“NO MAN FEELS TIME” greeted me as I approached the steps of the Ha’penny
Bridge in Dublin this summer. The quotation from the Roman poet Lucretius, part
of an international art exhibit, struck me as prophetic as I stepped onto the
bridge. Built in 1816, it was the first iron bridge in Ireland and for more
than a century (until 1919) cost a half-penny to cross. Its famous cast iron
railings and ornamental lamps are themselves relics of the past. I crossed the
River Liffey and stepped through Merchants Arch, then on into Crown Alley and
the cobblestone streets of the area known today as Temple Bar on the site of an
8th century Viking settlement.
No one may in fact feel time, but we can all-too-often see its ravages.

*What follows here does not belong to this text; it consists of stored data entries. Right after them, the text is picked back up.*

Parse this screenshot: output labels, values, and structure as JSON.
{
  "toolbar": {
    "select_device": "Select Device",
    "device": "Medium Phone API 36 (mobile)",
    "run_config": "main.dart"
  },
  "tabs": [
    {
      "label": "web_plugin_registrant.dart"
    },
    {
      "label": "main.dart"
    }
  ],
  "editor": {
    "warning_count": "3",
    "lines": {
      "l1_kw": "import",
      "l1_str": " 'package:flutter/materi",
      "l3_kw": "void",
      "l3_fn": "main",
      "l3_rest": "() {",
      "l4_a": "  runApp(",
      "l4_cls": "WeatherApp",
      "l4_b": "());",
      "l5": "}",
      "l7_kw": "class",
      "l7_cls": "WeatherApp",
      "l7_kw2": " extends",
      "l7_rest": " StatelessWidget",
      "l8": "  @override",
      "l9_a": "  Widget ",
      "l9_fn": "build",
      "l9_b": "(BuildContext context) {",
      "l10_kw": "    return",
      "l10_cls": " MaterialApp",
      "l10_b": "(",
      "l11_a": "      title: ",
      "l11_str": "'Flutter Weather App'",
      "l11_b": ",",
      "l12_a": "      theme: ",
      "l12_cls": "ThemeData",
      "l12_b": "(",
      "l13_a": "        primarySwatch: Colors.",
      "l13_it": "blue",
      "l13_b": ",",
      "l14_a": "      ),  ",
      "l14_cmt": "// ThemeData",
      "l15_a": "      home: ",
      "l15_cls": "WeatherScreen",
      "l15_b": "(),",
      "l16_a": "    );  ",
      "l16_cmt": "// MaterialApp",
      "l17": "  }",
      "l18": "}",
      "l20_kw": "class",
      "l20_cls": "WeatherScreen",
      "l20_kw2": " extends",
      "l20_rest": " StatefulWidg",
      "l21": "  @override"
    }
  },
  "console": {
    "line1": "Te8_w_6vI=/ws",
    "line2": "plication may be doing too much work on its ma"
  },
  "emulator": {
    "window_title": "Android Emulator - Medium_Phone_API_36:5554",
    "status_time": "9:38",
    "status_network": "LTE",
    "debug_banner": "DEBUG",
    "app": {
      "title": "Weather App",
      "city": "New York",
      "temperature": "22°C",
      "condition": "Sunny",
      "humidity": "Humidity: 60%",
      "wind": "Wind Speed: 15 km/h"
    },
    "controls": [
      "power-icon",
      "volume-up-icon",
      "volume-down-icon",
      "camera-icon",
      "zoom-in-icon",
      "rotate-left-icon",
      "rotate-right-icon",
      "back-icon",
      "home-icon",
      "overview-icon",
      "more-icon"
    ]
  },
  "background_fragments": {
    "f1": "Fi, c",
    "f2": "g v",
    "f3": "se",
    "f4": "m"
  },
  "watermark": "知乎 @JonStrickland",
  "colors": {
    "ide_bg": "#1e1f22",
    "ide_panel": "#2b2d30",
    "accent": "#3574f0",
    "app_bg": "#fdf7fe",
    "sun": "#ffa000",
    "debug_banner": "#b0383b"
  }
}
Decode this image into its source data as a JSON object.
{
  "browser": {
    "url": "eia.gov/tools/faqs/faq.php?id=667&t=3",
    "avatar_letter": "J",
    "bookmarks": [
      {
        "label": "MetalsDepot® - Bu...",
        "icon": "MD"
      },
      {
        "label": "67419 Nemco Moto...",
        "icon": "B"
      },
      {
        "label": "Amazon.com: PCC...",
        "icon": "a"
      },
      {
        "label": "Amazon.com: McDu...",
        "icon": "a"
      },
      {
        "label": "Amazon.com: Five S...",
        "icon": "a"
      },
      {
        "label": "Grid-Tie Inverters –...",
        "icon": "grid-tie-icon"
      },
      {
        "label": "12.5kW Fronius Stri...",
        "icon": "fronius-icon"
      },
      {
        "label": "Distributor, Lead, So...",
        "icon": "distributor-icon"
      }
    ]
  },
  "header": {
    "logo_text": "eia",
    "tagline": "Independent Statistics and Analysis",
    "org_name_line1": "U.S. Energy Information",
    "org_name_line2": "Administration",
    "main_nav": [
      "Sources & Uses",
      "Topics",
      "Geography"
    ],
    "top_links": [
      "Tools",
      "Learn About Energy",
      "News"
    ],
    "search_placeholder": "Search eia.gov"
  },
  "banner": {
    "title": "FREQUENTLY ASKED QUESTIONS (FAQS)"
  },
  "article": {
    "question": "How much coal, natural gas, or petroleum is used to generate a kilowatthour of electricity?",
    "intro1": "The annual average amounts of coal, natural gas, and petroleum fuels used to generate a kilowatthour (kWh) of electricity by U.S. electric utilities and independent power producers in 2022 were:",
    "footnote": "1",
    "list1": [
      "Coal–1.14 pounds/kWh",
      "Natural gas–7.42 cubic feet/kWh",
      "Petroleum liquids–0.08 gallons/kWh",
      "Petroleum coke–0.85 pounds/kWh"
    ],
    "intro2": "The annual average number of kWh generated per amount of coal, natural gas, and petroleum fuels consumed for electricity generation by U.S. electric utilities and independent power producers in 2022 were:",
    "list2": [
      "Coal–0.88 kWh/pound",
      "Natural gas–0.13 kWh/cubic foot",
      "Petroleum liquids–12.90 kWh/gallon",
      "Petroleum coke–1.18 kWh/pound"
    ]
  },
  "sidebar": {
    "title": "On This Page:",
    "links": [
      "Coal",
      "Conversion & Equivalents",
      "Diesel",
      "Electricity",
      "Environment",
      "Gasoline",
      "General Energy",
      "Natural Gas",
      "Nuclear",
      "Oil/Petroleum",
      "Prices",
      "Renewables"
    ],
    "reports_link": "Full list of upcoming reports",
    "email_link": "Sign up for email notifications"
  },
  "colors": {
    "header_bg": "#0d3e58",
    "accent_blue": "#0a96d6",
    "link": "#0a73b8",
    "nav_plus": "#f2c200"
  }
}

Places have a “then” and a “now”, so do people, as aging reminds us. And we can surely feel its effects, as when we’re overtired or when traveling across time zones, gaining or losing five hours on a flight between New York and Ireland, for example. Still, it’s hard to wrap our minds around the idea of time itself. Some will claim that we can hear time in the tick of a clock or in the ageless rhythm of the waves. But silence, I think, is the real sound of time. Always present, ever changing, always now/always then, its passage occurs unobtrusively, ceaselessly, soundlessly. Even the ticking of a clock fades away into white noise at times, and we no longer hear it. Perhaps that’s why it’s so easy to lose track of time, to be unaware of its passing.